The mountains are a test piece for one’s endurance, drive, and ability. At first we are drawn to adventure because of a feeling, or maybe because it is easy to romanticize adventure as a glamorous activity. However, at what point does inability or unpreparedness result in scary situations or even hardship? While in the mountains, suffering seemingly comes out of nowhere, but in reality, it is spun from a series of decisions leaving one feeling in over their head and unprepared. It doesn’t always happen this way, but when it does, learning from one’s mistakes is invaluable.
Adventure is so incredibly important for the human psyche. Where else in life are we presented with immediate feedback from our mistakes? We get into the mountains not to be shut down, but to work these challenges from beginning to end. The result is that we learn more about a place and even ourselves. A summit, a snowy destination, these places have no significance without the genuine struggle of the journey. And after the snowshoe adventure the only way to learn from the inevitable mistake is to reflect. Ask yourself, “What could I have done in that icy section for better traction?” or “Wow, I was really chilly on the way down. How could I have managed my heat better?” With each answer you give, a new realization is made. Next time you head out, you will be even more prepared, and more inspired to try something new.
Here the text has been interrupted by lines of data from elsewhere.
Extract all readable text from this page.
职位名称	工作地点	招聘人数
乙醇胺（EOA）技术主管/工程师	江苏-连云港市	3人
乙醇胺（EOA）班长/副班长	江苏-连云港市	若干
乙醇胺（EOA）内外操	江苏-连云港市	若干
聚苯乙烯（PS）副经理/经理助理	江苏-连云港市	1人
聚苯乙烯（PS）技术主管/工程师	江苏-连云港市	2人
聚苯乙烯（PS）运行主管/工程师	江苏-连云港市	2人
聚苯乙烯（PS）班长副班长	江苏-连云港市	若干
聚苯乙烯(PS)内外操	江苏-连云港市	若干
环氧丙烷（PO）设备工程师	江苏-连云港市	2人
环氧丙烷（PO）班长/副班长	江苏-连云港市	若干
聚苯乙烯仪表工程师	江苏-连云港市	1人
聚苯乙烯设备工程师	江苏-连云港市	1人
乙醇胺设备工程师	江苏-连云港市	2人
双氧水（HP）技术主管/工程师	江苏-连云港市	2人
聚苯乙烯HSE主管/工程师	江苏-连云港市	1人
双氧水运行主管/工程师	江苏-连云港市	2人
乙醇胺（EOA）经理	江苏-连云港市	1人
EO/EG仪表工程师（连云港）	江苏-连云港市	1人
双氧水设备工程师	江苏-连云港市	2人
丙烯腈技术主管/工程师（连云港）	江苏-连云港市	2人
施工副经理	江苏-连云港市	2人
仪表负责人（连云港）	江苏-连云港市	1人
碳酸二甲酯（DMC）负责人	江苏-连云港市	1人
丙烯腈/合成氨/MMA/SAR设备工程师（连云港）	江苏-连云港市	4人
Everyday life brings with it the good as well as the challenging. How we persevere during adversity reflects how well we are prepared with handling them. Our challenges from day to day life help to mold that we have become, and who we are has been sculpted by the experiences we have had. The experiences found on our snowshoes in the mountains are irreplaceable. It is these experiences, which can help us to provide value to conflict and challenge, and to perceive confrontation through a new lens. If in the mountains, we prepare ourselves for adversity, why should life be any different?